Saya melihat hidup saya harus berguna. Enggak mau menjadi kaya raya dengan membohong atau merugikan orang. Itu janji saya dari kecil. Saya lihat arsitektur adalah profesi yang baik tentang kehidupan. Saya suka bercanda sama anak. Kita enggak boleh jadi setumpukan daging mentah yang enggak berguna bagi masyarakat. Itu pandangan saya.
Di Inggris, saya belajar tentang kehidupan. Saya tertarik banget belajar manusia dalam ruang. Bukan heboh mencari bentuk atau gaya. Gaya arsitek seperti Roman atau Greek itu, kan, mencerminkan nilai. Kalau melihat style, saya melihat nilai orang pada zaman itu. Kalau lihat kolom-kolom itu, kan, memperlihatkan kekayaan, kekuasaan....
Sebagai arsitek, apa ketertarikan utama Anda saat ini?
Saya tertarik bagaimana dengan menjadi arsitek, saya bisa hidup lebih baik dan kota jadi lebih baik. Saya juga dikenal sebagai arsitek coorporate identity. Dulu dengan Bank Universal, sekarang dengan Bank Tabungan Pensiunan Nasional (BTPN) Sinaya (pemugaran Gedung De Driekleur, warisan Frederik Albers, arsitek terkemuka di Hindia Belanda, yang dibangun tahun 1938 di Jalan Ir H Juanda, Dago, Bandung, menjadi kantor cabang BTPN Sinaya memberi impresi jelas bahwa bank ini ramah lingkungan).
Bagaimana supaya tidak terjebak nostalgia saat restorasi atau konservasi bangunan?
Harus mengerti secara holistik. Apa yang mau diberesi. Tidak boleh romantis dengan masa lalu, tapi mencintai dengan tulus. Kalau romantis bisa mengada-ada, nempelin yang enggak-enggak. Mesti mengerti nilai apa yang enggak mau lagi dimunculkan.

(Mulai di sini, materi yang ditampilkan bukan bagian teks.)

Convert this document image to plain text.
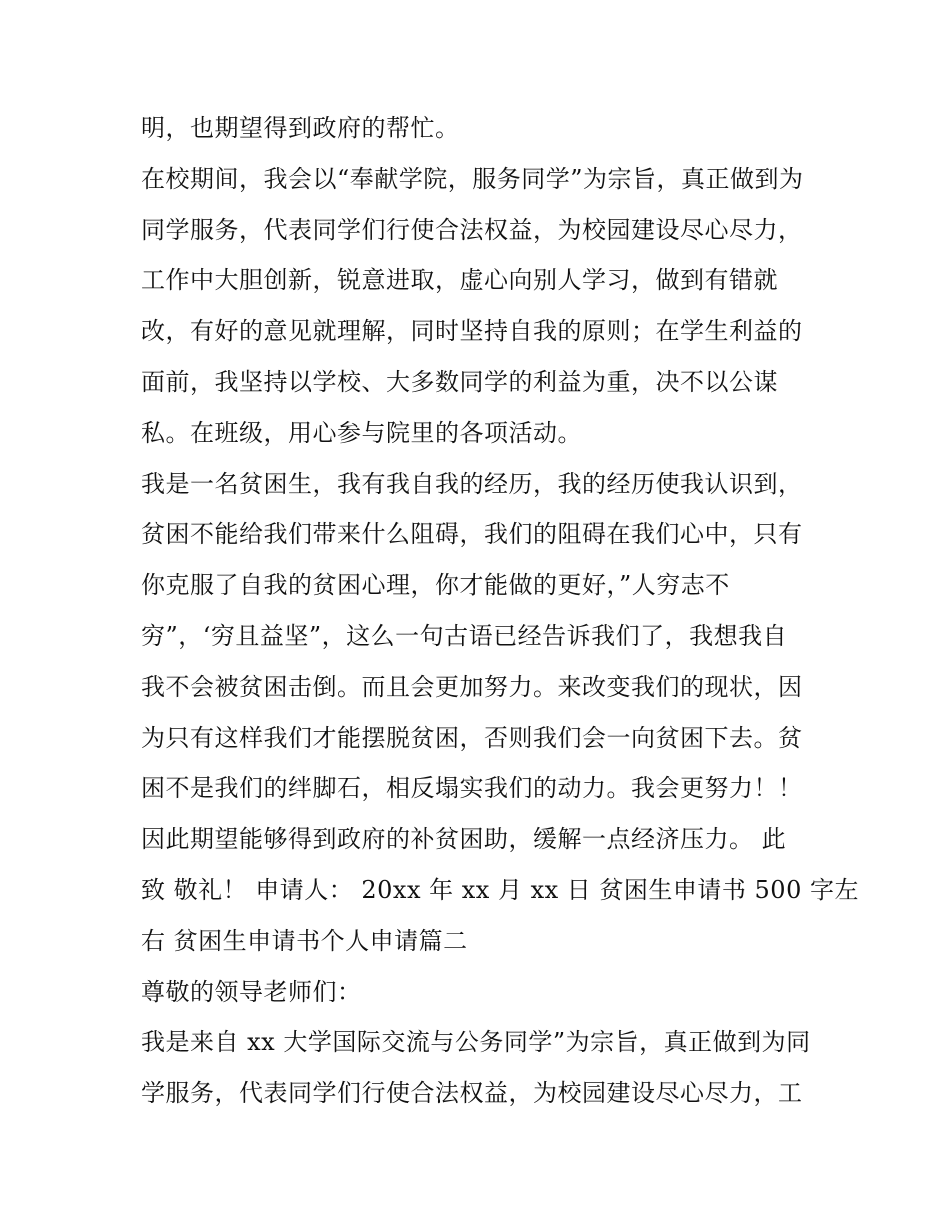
明，也期望得到政府的帮忙。
在校期间，我会以“奉献学院，服务同学”为宗旨，真正做到为
同学服务，代表同学们行使合法权益，为校园建设尽心尽力，
工作中大胆创新，锐意进取，虚心向别人学习，做到有错就
改，有好的意见就理解，同时坚持自我的原则；在学生利益的
面前，我坚持以学校、大多数同学的利益为重，决不以公谋
私。在班级，用心参与院里的各项活动。
我是一名贫困生，我有我自我的经历，我的经历使我认识到，
贫困不能给我们带来什么阻碍，我们的阻碍在我们心中，只有
你克服了自我的贫困心理，你才能做的更好，”人穷志不
穷”，‘穷且益坚”，这么一句古语已经告诉我们了，我想我自
我不会被贫困击倒。而且会更加努力。来改变我们的现状，因
为只有这样我们才能摆脱贫困，否则我们会一向贫困下去。贫
困不是我们的绊脚石，相反塌实我们的动力。我会更努力！！
因此期望能够得到政府的补贫困助，缓解一点经济压力。 此
致 敬礼！ 申请人： 20xx 年 xx 月 xx 日 贫困生申请书 500 字左
右 贫困生申请书个人申请篇二
尊敬的领导老师们：
我是来自 xx 大学国际交流与公务同学”为宗旨，真正做到为同
学服务，代表同学们行使合法权益，为校园建设尽心尽力，工
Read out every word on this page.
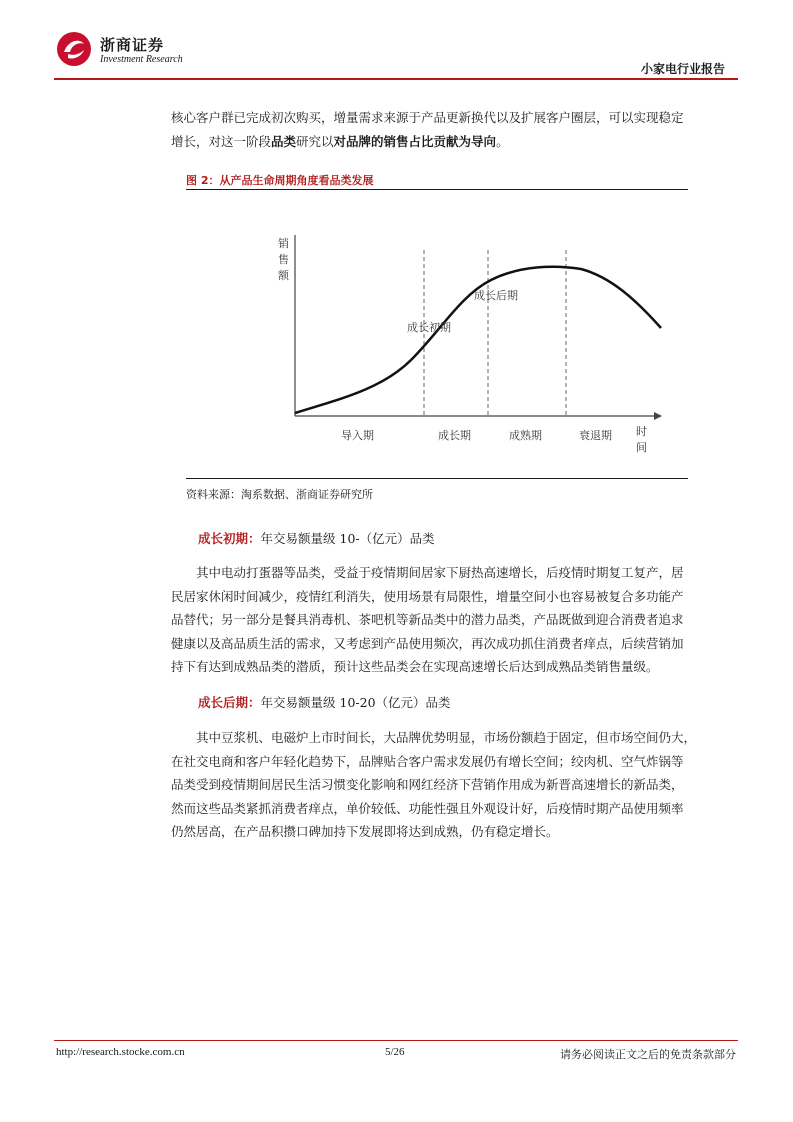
浙商证券
Investment Research
小家电行业报告
核心客户群已完成初次购买，增量需求来源于产品更新换代以及扩展客户圈层，可以实现稳定
增长，对这一阶段品类研究以对品牌的销售占比贡献为导向。
图 2：从产品生命周期角度看品类发展
销
售
额
时
间
导入期	成长期	成熟期	衰退期
成长初期
成长后期
资料来源：淘系数据、浙商证券研究所
成长初期：年交易额量级 10-（亿元）品类
其中电动打蛋器等品类，受益于疫情期间居家下厨热高速增长，后疫情时期复工复产，居
民居家休闲时间减少，疫情红利消失，使用场景有局限性，增量空间小也容易被复合多功能产
品替代；另一部分是餐具消毒机、茶吧机等新品类中的潜力品类，产品既做到迎合消费者追求
健康以及高品质生活的需求，又考虑到产品使用频次，再次成功抓住消费者痒点，后续营销加
持下有达到成熟品类的潜质，预计这些品类会在实现高速增长后达到成熟品类销售量级。
成长后期：年交易额量级 10-20（亿元）品类
其中豆浆机、电磁炉上市时间长，大品牌优势明显，市场份额趋于固定，但市场空间仍大，
在社交电商和客户年轻化趋势下，品牌贴合客户需求发展仍有增长空间；绞肉机、空气炸锅等
品类受到疫情期间居民生活习惯变化影响和网红经济下营销作用成为新晋高速增长的新品类，
然而这些品类紧抓消费者痒点，单价较低、功能性强且外观设计好，后疫情时期产品使用频率
仍然居高，在产品积攒口碑加持下发展即将达到成熟，仍有稳定增长。
http://research.stocke.com.cn	5/26	请务必阅读正文之后的免责条款部分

Mempertahankan peninggalan kolonial itu bagian dari lapisan sejarah kita. Namun, harus hati-hati, jangan merayakannya, enggak harus menghancurkan. Itu sudah bagian dari kota kita dengan nilai yang sekarang. Enggak boleh romantis. Harus cari peran baru untuk konteks yang sekarang. Supaya punya peran baru. Mengembalikan anatomi yang sehat untuk warga Jakarta. Kedatangan turis itu bonus. Jangan jadi utama.